Bronchodilators to Treat Asthma May Worsen Youngsters’ SCD, Study Suggests

Bronchodilators used to treat asthma could worsen sickle cell disease (SCD) in children and teens, and contribute to a greater risk of vaso-occlusive crisis (VOC), a study suggests.

The study, “Salbutamol Worsens the Autonomic Nervous System Dysfunction of Children With Sickle Cell Disease” was published in the journal Frontiers in Physiology

People with SCD who also have asthma have an increased rate of complications and premature death when compared to those without asthma.

Complications include VOCs — blockage of small blood vessels causing injury and acute pain — and acute chest syndrome, a lung disease characterized by chest pain, cough, fever, and hypoxia (low oxygen level).

One of the difficulties in diagnosing asthma in SCD patients is the overlap of signs and symptoms that may be caused either by the blood disorder or by asthma. Asthma medications also may be a confounding factor as they, too, may worsen SCD.

Short-acting beta-agonists, including salbutamol (also known as albuterol, marketed as Ventolin, Proventil, and others), are common quick-relief medications for treating or preventing asthma attacks.

Long-term control medications, which are taken regularly to control asthma symptoms and prevent attacks, include long-acting beta-agonists (LABAs), inhaled corticosteroids, and leukotriene modifiers.

These bronchodilators relax muscles in the airways and increase airflow to the lungs. However, they also may alter the functioning of the body’s autonomic nervous system (ANS) — the part of the nervous system that controls bodily functions such as heart rate, digestion, and respiratory rate, in an automatic and unconscious manner.

The autonomic nervous system is divided into two parts: the parasympathetic system, which controls several organs when the body is at rest (e.g., reduces heartbeats, narrows the airways); and the sympathetic system, which directs the rapid and involuntary response to dangerous or stressful situations, including increases in heart rate and opening of the airways.

Asthma and the bronchodilators used to treat it might aggravate SCD by altering the balance in these two autonomic functions. Which of the two could have a greater impact remains unknown.

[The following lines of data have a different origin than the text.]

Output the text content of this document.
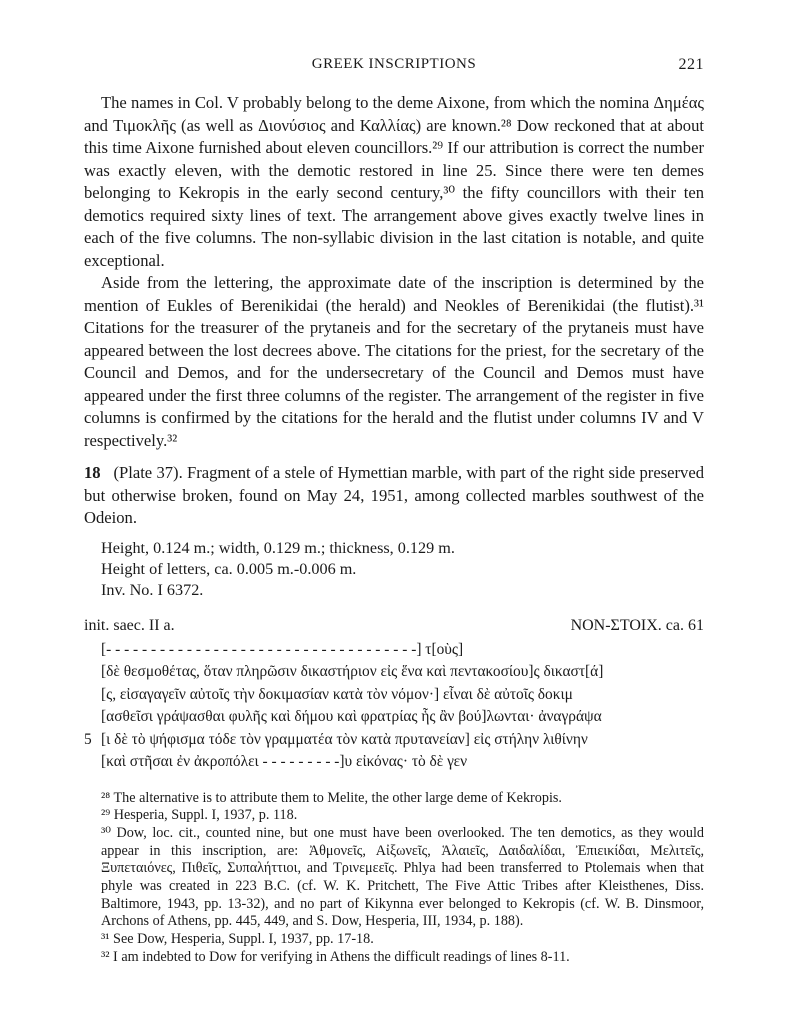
GREEK INSCRIPTIONS	221

The names in Col. V probably belong to the deme Aixone, from which the nomina Δημέας and Τιμοκλῆς (as well as Διονύσιος and Καλλίας) are known.²⁸ Dow reckoned that at about this time Aixone furnished about eleven councillors.²⁹ If our attribution is correct the number was exactly eleven, with the demotic restored in line 25. Since there were ten demes belonging to Kekropis in the early second century,³⁰ the fifty councillors with their ten demotics required sixty lines of text. The arrangement above gives exactly twelve lines in each of the five columns. The non-syllabic division in the last citation is notable, and quite exceptional.

Aside from the lettering, the approximate date of the inscription is determined by the mention of Eukles of Berenikidai (the herald) and Neokles of Berenikidai (the flutist).³¹ Citations for the treasurer of the prytaneis and for the secretary of the prytaneis must have appeared between the lost decrees above. The citations for the priest, for the secretary of the Council and Demos, and for the undersecretary of the Council and Demos must have appeared under the first three columns of the register. The arrangement of the register in five columns is confirmed by the citations for the herald and the flutist under columns IV and V respectively.³²

18 (Plate 37). Fragment of a stele of Hymettian marble, with part of the right side preserved but otherwise broken, found on May 24, 1951, among collected marbles southwest of the Odeion.

Height, 0.124 m.; width, 0.129 m.; thickness, 0.129 m.
Height of letters, ca. 0.005 m.-0.006 m.
Inv. No. I 6372.
init. saec. II a.	NON-ΣΤΟΙΧ. ca. 61
[- - - - - - - - - - - - - - - - - - - - - - - - - - - - - - - - - - -] τ[οὺς]
[δὲ θεσμοθέτας, ὅταν πληρῶσιν δικαστήριον εἰς ἕνα καὶ πεντακοσίου]ς δικαστ[ά]
[ς, εἰσαγαγεῖν αὐτοῖς τὴν δοκιμασίαν κατὰ τὸν νόμον·] εἶναι δὲ αὐτοῖς δοκιμ
[ασθεῖσι γράψασθαι φυλῆς καὶ δήμου καὶ φρατρίας ἧς ἂν βού]λωνται· ἀναγράψα
5 [ι δὲ τὸ ψήφισμα τόδε τὸν γραμματέα τὸν κατὰ πρυτανείαν] εἰς στήλην λιθίνην
[καὶ στῆσαι ἐν ἀκροπόλει - - - - - - - - -]υ εἰκόνας· τὸ δὲ γεν
²⁸ The alternative is to attribute them to Melite, the other large deme of Kekropis.
²⁹ Hesperia, Suppl. I, 1937, p. 118.
³⁰ Dow, loc. cit., counted nine, but one must have been overlooked. The ten demotics, as they would appear in this inscription, are: Ἀθμονεῖς, Αἰξωνεῖς, Ἁλαιεῖς, Δαιδαλίδαι, Ἐπιεικίδαι, Μελιτεῖς, Ξυπεταιόνες, Πιθεῖς, Συπαλήττιοι, and Τρινεμεεῖς. Phlya had been transferred to Ptolemais when that phyle was created in 223 B.C. (cf. W. K. Pritchett, The Five Attic Tribes after Kleisthenes, Diss. Baltimore, 1943, pp. 13-32), and no part of Kikynna ever belonged to Kekropis (cf. W. B. Dinsmoor, Archons of Athens, pp. 445, 449, and S. Dow, Hesperia, III, 1934, p. 188).
³¹ See Dow, Hesperia, Suppl. I, 1937, pp. 17-18.
³² I am indebted to Dow for verifying in Athens the difficult readings of lines 8-11.
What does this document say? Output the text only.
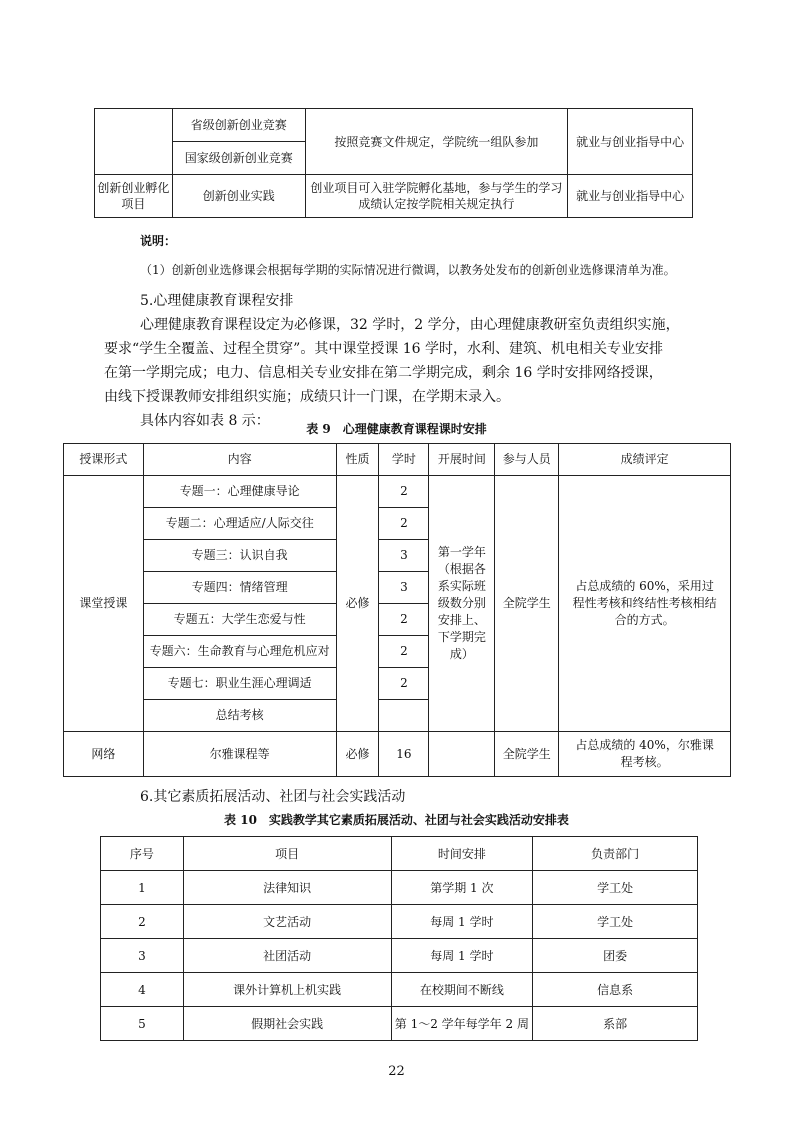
	省级创新创业竞赛	按照竞赛文件规定，学院统一组队参加	就业与创业指导中心
	国家级创新创业竞赛		
创新创业孵化项目	创新创业实践	创业项目可入驻学院孵化基地，参与学生的学习成绩认定按学院相关规定执行	就业与创业指导中心
说明：
（1）创新创业选修课会根据每学期的实际情况进行微调，以教务处发布的创新创业选修课清单为准。
5.心理健康教育课程安排
心理健康教育课程设定为必修课，32 学时，2 学分，由心理健康教研室负责组织实施，
要求“学生全覆盖、过程全贯穿”。其中课堂授课 16 学时，水利、建筑、机电相关专业安排
在第一学期完成；电力、信息相关专业安排在第二学期完成，剩余 16 学时安排网络授课，
由线下授课教师安排组织实施；成绩只计一门课，在学期末录入。
具体内容如表 8 示：	表 9　心理健康教育课程课时安排
授课形式	内容	性质	学时	开展时间	参与人员	成绩评定
课堂授课	专题一：心理健康导论	必修	2	第一学年（根据各系实际班级数分别安排上、下学期完成）	全院学生	占总成绩的 60%，采用过程性考核和终结性考核相结合的方式。
	专题二：心理适应/人际交往		2			
	专题三：认识自我		3			
	专题四：情绪管理		3			
	专题五：大学生恋爱与性		2			
	专题六：生命教育与心理危机应对		2			
	专题七：职业生涯心理调适		2			
	总结考核					
网络	尔雅课程等	必修	16		全院学生	占总成绩的 40%，尔雅课程考核。
6.其它素质拓展活动、社团与社会实践活动
表 10　实践教学其它素质拓展活动、社团与社会实践活动安排表
序号	项目	时间安排	负责部门
1	法律知识	第学期 1 次	学工处
2	文艺活动	每周 1 学时	学工处
3	社团活动	每周 1 学时	团委
4	课外计算机上机实践	在校期间不断线	信息系
5	假期社会实践	第 1～2 学年每学年 2 周	系部
22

To address that knowledge gap, researchers at Hôpital Robert Debré and the Université de Paris, in France, conducted a clinical trial (NCT04062409) in which they compared autonomic function in three groups of children and teens: those with SCD who did not have asthma (30 patients); participants with SCD but without asthma (also 30); and patients with asthma but without the blood disorder (a control group with 29 participants).

Patients with SCD had a mean age of 12 years, all within the 8 to 16 age range. All participants were of Sub-Saharan African or Caribbean ethnicity.

For assessing autonomic function, the researchers measured heart rate variability, which reflects the beat-to-beat variations in heart rate.

Heartbeats have a natural rhythm that fluctuates with breathing; they accelerate during inspiration, and slow during expiration. Analysis of these fluctuations (e.g., low-to-high frequency ratio, LF/HF) can help doctors understand which parts of the autonomic function are more active — the parasympathetic or the sympathetic.

Participants underwent an electrocardiogram to assess cardiac function and pulmonary tests, including a spirometry test, after patients had taken an inhaled dose of salbutamol.

SCD patients with asthma were treated more often by a short-acting bronchodilator than participants with asthma but without SCD, who took inhaled corticosteroids combined with long-acting beta-agonists more commonly.

Compared to SCD patients without asthma, those with asthma had mildly lower breathing function as determined by FEV₁/FVC ratio (0.84 versus 0.89) — a measure of the amount of air one can forcefully exhale from the lungs.

They also had an increased bronchodilator response, and a greater incidence of VOCs (27 vs. 22 patients) and acute chest syndrome (14 vs. five patients), when compared to children with SCD but without asthma.

Patients with SCD also had reduced heart rate variability, consistent with impaired parasympathetic control and sympathetic overactivity, as compared to children with asthma but not the blood disorder.

Notably, such impairments were worsened by salbutamol administration. Salbutamol actually aggravated heart rate variability in all patients, raising heart rate (95 vs. 88 beats/min) and increasing the LF/HF ratio (1.57 vs 1.17).

However, there were no differences in heart rate variability between SCD children with and without asthma “suggesting that asthma diagnosis per se did not modify ANS functions,” the researchers wrote.

Overall, the results indicate that bronchodilator medications aggravate SCD by modifying patients’ autonomic function, while SCD patients with asthma have more vaso-occlusive events. “As a consequence, these events may have been precipitated by salbutamol administration, which warrants further clinical demonstration,” the team concluded.